Come già raccontato sul sito di Africa Rivista in occasione del 25 aprile, non sono pochi i casi di partigiani con la pelle nera che hanno fatto parte della Resistenza combattendo contro i nazifascisti un po’ in tutta Italia. Giorgio Marincola è stato uno di questi, e la sua storia è strettamente legata a quella di Roma e della sua liberazione avvenuta nel giugno del 1944. Nato in Somalia da padre italiano e madre somala nel 1923, Giorgio si trasferì giovanissimo in Italia: per un breve periodo fu ospitato in Calabria dagli zii, per raggiungere ben presto il padre e la sorella Isabella a Roma dove frequentò il regio liceo Umberto I. Una volta diplomato decise di iscriversi a medicina: il suo sogno era quello di specializzarsi in malattie tropicali per poi trasferirsi a lavorare nel suo Paese d’origine. Tuttavia, con l’occupazione nazista di Roma, tutti i suoi sogni vennero infranti: decise dunque di entrare nelle brigate partigiane romane legate al Partito D’Azione, partito al
quale si era avvicinato grazie al suo professore di liceo Pilo Albertelli che sarà una delle vittime dell’eccidio delle Fosse Ardeatine.

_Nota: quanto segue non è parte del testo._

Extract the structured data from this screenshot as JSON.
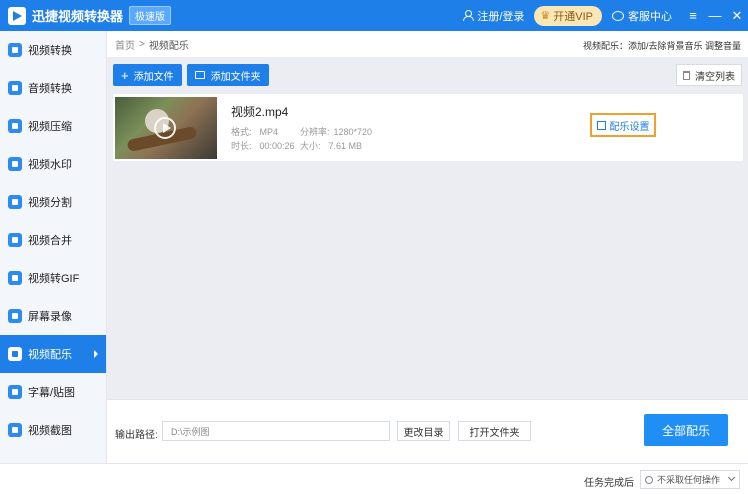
{
  "titlebar": {
    "app_title": "迅捷视频转换器",
    "edition": "极速版",
    "login": "注册/登录",
    "vip": "开通VIP",
    "support": "客服中心",
    "menu_icon": "≡",
    "minimize": "—",
    "close": "✕"
  },
  "sidebar": {
    "items": [
      {
        "label": "视频转换"
      },
      {
        "label": "音频转换"
      },
      {
        "label": "视频压缩"
      },
      {
        "label": "视频水印"
      },
      {
        "label": "视频分割"
      },
      {
        "label": "视频合并"
      },
      {
        "label": "视频转GIF"
      },
      {
        "label": "屏幕录像"
      },
      {
        "label": "视频配乐"
      },
      {
        "label": "字幕/贴图"
      },
      {
        "label": "视频截图"
      }
    ],
    "active_index": 8
  },
  "breadcrumb": {
    "home": "首页",
    "separator": ">",
    "current": "视频配乐",
    "hint": "视频配乐：添加/去除背景音乐 调整音量"
  },
  "toolbar": {
    "add_file": "添加文件",
    "add_folder": "添加文件夹",
    "clear_list": "清空列表"
  },
  "file": {
    "name": "视频2.mp4",
    "format_label": "格式:",
    "format": "MP4",
    "resolution_label": "分辨率:",
    "resolution": "1280*720",
    "duration_label": "时长:",
    "duration": "00:00:26",
    "size_label": "大小:",
    "size": "7.61 MB",
    "music_settings": "配乐设置"
  },
  "output": {
    "label": "输出路径:",
    "path": "D:\\示例图",
    "change_dir": "更改目录",
    "open_folder": "打开文件夹",
    "convert_all": "全部配乐"
  },
  "status": {
    "after_label": "任务完成后",
    "after_value": "不采取任何操作"
  },
  "colors": {
    "brand_blue": "#1f7fe8",
    "highlight_orange": "#f0a030",
    "vip_gold": "#fbe6b5"
  }
}
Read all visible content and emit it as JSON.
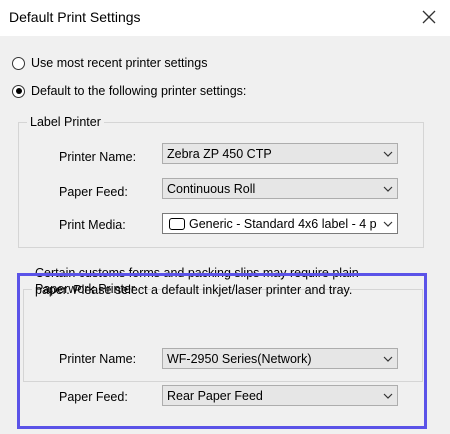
{
  "window": {
    "title": "Default Print Settings"
  },
  "options": {
    "recent_label": "Use most recent printer settings",
    "recent_checked": false,
    "following_label": "Default to the following printer settings:",
    "following_checked": true
  },
  "label_printer": {
    "group_title": "Label Printer",
    "printer_name_label": "Printer Name:",
    "printer_name_value": "Zebra ZP 450 CTP",
    "paper_feed_label": "Paper Feed:",
    "paper_feed_value": "Continuous Roll",
    "print_media_label": "Print Media:",
    "print_media_value": "Generic - Standard 4x6 label - 4 p"
  },
  "paperwork_printer": {
    "group_title": "Paperwork Printer",
    "description_line1": "Certain customs forms and packing slips may require plain",
    "description_line2": "paper. Please select a default inkjet/laser printer and tray.",
    "printer_name_label": "Printer Name:",
    "printer_name_value": "WF-2950 Series(Network)",
    "paper_feed_label": "Paper Feed:",
    "paper_feed_value": "Rear Paper Feed"
  },
  "colors": {
    "highlight": "#5b53e8"
  },
  "icons": {
    "close": "close-icon",
    "dropdown": "chevron-down-icon",
    "media": "label-media-icon"
  }
}
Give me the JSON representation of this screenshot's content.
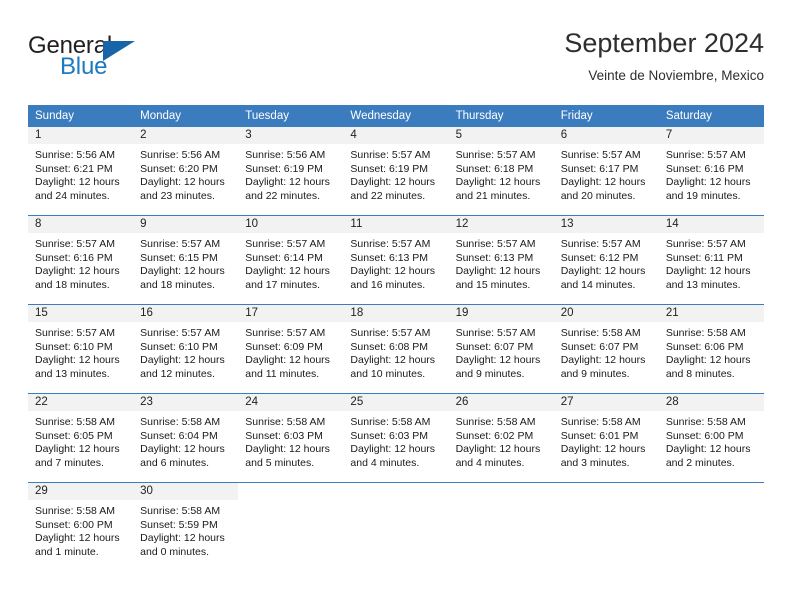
{
  "brand": {
    "word_one": "General",
    "word_two": "Blue",
    "triangle_icon": "triangle-icon",
    "color_dark": "#231f20",
    "color_blue": "#1c7ac0"
  },
  "header": {
    "title": "September 2024",
    "subtitle": "Veinte de Noviembre, Mexico"
  },
  "theme": {
    "header_row_bg": "#3b7cbf",
    "daynum_bg": "#f2f2f2",
    "text": "#1a1a1a"
  },
  "weekdays": [
    "Sunday",
    "Monday",
    "Tuesday",
    "Wednesday",
    "Thursday",
    "Friday",
    "Saturday"
  ],
  "weeks": [
    [
      {
        "day": "1",
        "sunrise": "Sunrise: 5:56 AM",
        "sunset": "Sunset: 6:21 PM",
        "daylight1": "Daylight: 12 hours",
        "daylight2": "and 24 minutes."
      },
      {
        "day": "2",
        "sunrise": "Sunrise: 5:56 AM",
        "sunset": "Sunset: 6:20 PM",
        "daylight1": "Daylight: 12 hours",
        "daylight2": "and 23 minutes."
      },
      {
        "day": "3",
        "sunrise": "Sunrise: 5:56 AM",
        "sunset": "Sunset: 6:19 PM",
        "daylight1": "Daylight: 12 hours",
        "daylight2": "and 22 minutes."
      },
      {
        "day": "4",
        "sunrise": "Sunrise: 5:57 AM",
        "sunset": "Sunset: 6:19 PM",
        "daylight1": "Daylight: 12 hours",
        "daylight2": "and 22 minutes."
      },
      {
        "day": "5",
        "sunrise": "Sunrise: 5:57 AM",
        "sunset": "Sunset: 6:18 PM",
        "daylight1": "Daylight: 12 hours",
        "daylight2": "and 21 minutes."
      },
      {
        "day": "6",
        "sunrise": "Sunrise: 5:57 AM",
        "sunset": "Sunset: 6:17 PM",
        "daylight1": "Daylight: 12 hours",
        "daylight2": "and 20 minutes."
      },
      {
        "day": "7",
        "sunrise": "Sunrise: 5:57 AM",
        "sunset": "Sunset: 6:16 PM",
        "daylight1": "Daylight: 12 hours",
        "daylight2": "and 19 minutes."
      }
    ],
    [
      {
        "day": "8",
        "sunrise": "Sunrise: 5:57 AM",
        "sunset": "Sunset: 6:16 PM",
        "daylight1": "Daylight: 12 hours",
        "daylight2": "and 18 minutes."
      },
      {
        "day": "9",
        "sunrise": "Sunrise: 5:57 AM",
        "sunset": "Sunset: 6:15 PM",
        "daylight1": "Daylight: 12 hours",
        "daylight2": "and 18 minutes."
      },
      {
        "day": "10",
        "sunrise": "Sunrise: 5:57 AM",
        "sunset": "Sunset: 6:14 PM",
        "daylight1": "Daylight: 12 hours",
        "daylight2": "and 17 minutes."
      },
      {
        "day": "11",
        "sunrise": "Sunrise: 5:57 AM",
        "sunset": "Sunset: 6:13 PM",
        "daylight1": "Daylight: 12 hours",
        "daylight2": "and 16 minutes."
      },
      {
        "day": "12",
        "sunrise": "Sunrise: 5:57 AM",
        "sunset": "Sunset: 6:13 PM",
        "daylight1": "Daylight: 12 hours",
        "daylight2": "and 15 minutes."
      },
      {
        "day": "13",
        "sunrise": "Sunrise: 5:57 AM",
        "sunset": "Sunset: 6:12 PM",
        "daylight1": "Daylight: 12 hours",
        "daylight2": "and 14 minutes."
      },
      {
        "day": "14",
        "sunrise": "Sunrise: 5:57 AM",
        "sunset": "Sunset: 6:11 PM",
        "daylight1": "Daylight: 12 hours",
        "daylight2": "and 13 minutes."
      }
    ],
    [
      {
        "day": "15",
        "sunrise": "Sunrise: 5:57 AM",
        "sunset": "Sunset: 6:10 PM",
        "daylight1": "Daylight: 12 hours",
        "daylight2": "and 13 minutes."
      },
      {
        "day": "16",
        "sunrise": "Sunrise: 5:57 AM",
        "sunset": "Sunset: 6:10 PM",
        "daylight1": "Daylight: 12 hours",
        "daylight2": "and 12 minutes."
      },
      {
        "day": "17",
        "sunrise": "Sunrise: 5:57 AM",
        "sunset": "Sunset: 6:09 PM",
        "daylight1": "Daylight: 12 hours",
        "daylight2": "and 11 minutes."
      },
      {
        "day": "18",
        "sunrise": "Sunrise: 5:57 AM",
        "sunset": "Sunset: 6:08 PM",
        "daylight1": "Daylight: 12 hours",
        "daylight2": "and 10 minutes."
      },
      {
        "day": "19",
        "sunrise": "Sunrise: 5:57 AM",
        "sunset": "Sunset: 6:07 PM",
        "daylight1": "Daylight: 12 hours",
        "daylight2": "and 9 minutes."
      },
      {
        "day": "20",
        "sunrise": "Sunrise: 5:58 AM",
        "sunset": "Sunset: 6:07 PM",
        "daylight1": "Daylight: 12 hours",
        "daylight2": "and 9 minutes."
      },
      {
        "day": "21",
        "sunrise": "Sunrise: 5:58 AM",
        "sunset": "Sunset: 6:06 PM",
        "daylight1": "Daylight: 12 hours",
        "daylight2": "and 8 minutes."
      }
    ],
    [
      {
        "day": "22",
        "sunrise": "Sunrise: 5:58 AM",
        "sunset": "Sunset: 6:05 PM",
        "daylight1": "Daylight: 12 hours",
        "daylight2": "and 7 minutes."
      },
      {
        "day": "23",
        "sunrise": "Sunrise: 5:58 AM",
        "sunset": "Sunset: 6:04 PM",
        "daylight1": "Daylight: 12 hours",
        "daylight2": "and 6 minutes."
      },
      {
        "day": "24",
        "sunrise": "Sunrise: 5:58 AM",
        "sunset": "Sunset: 6:03 PM",
        "daylight1": "Daylight: 12 hours",
        "daylight2": "and 5 minutes."
      },
      {
        "day": "25",
        "sunrise": "Sunrise: 5:58 AM",
        "sunset": "Sunset: 6:03 PM",
        "daylight1": "Daylight: 12 hours",
        "daylight2": "and 4 minutes."
      },
      {
        "day": "26",
        "sunrise": "Sunrise: 5:58 AM",
        "sunset": "Sunset: 6:02 PM",
        "daylight1": "Daylight: 12 hours",
        "daylight2": "and 4 minutes."
      },
      {
        "day": "27",
        "sunrise": "Sunrise: 5:58 AM",
        "sunset": "Sunset: 6:01 PM",
        "daylight1": "Daylight: 12 hours",
        "daylight2": "and 3 minutes."
      },
      {
        "day": "28",
        "sunrise": "Sunrise: 5:58 AM",
        "sunset": "Sunset: 6:00 PM",
        "daylight1": "Daylight: 12 hours",
        "daylight2": "and 2 minutes."
      }
    ],
    [
      {
        "day": "29",
        "sunrise": "Sunrise: 5:58 AM",
        "sunset": "Sunset: 6:00 PM",
        "daylight1": "Daylight: 12 hours",
        "daylight2": "and 1 minute."
      },
      {
        "day": "30",
        "sunrise": "Sunrise: 5:58 AM",
        "sunset": "Sunset: 5:59 PM",
        "daylight1": "Daylight: 12 hours",
        "daylight2": "and 0 minutes."
      },
      {
        "day": "",
        "sunrise": "",
        "sunset": "",
        "daylight1": "",
        "daylight2": ""
      },
      {
        "day": "",
        "sunrise": "",
        "sunset": "",
        "daylight1": "",
        "daylight2": ""
      },
      {
        "day": "",
        "sunrise": "",
        "sunset": "",
        "daylight1": "",
        "daylight2": ""
      },
      {
        "day": "",
        "sunrise": "",
        "sunset": "",
        "daylight1": "",
        "daylight2": ""
      },
      {
        "day": "",
        "sunrise": "",
        "sunset": "",
        "daylight1": "",
        "daylight2": ""
      }
    ]
  ]
}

Dopo la liberazione di Roma, Giorgio decise di continuare la lotta, e si arruolò nella Special Force degli alleati con la quale venne paracadutato a Biella dove compì diverse azioni di sabotaggio. Il 17 gennaio del 1945 venne catturato dai tedeschi e incarcerato a Villa Schneider, sempre a Biella, dove diede prova ancora una volta di immenso coraggio. Costretto a leggere in radio un proclama contro la Resistenza, pronunciò queste parole, prima di essere interrotto e picchiato brutalmente: «Sento la patria come una cultura e un sentimento di libertà, non come un colore qualsiasi sulla carta geografica. La patria non è identificabile con dittature simili a quella fascista. Patria significa libertà e giustizia per i
popoli del mondo. Per questo combatto gli oppressori». Deportato verso la Germania, venne liberato mentre era nel campo di Gries (BZ), decise ancora una volta di proseguire. Girava la voce che nelle valli trentine ancora i tedeschi mettessero in atto azioni di rappresaglia durante la loro fuga, e dunque Giorgio non esitò a recarsi in Val di Fiemme per combattere ancora. Fu qui che fu ucciso, in quella che viene ricordata come l’ultima strage nazista in Italia, a Stramentizzo, un piccolo centro abitato nei pressi di Cavalese (TN). Per approfondire la sua storia, rimandiamo al libro Razza partigiana. Storia di Giorgio Marincola (1923-1945), di Carlo Costa e Lorenzo Teodonio.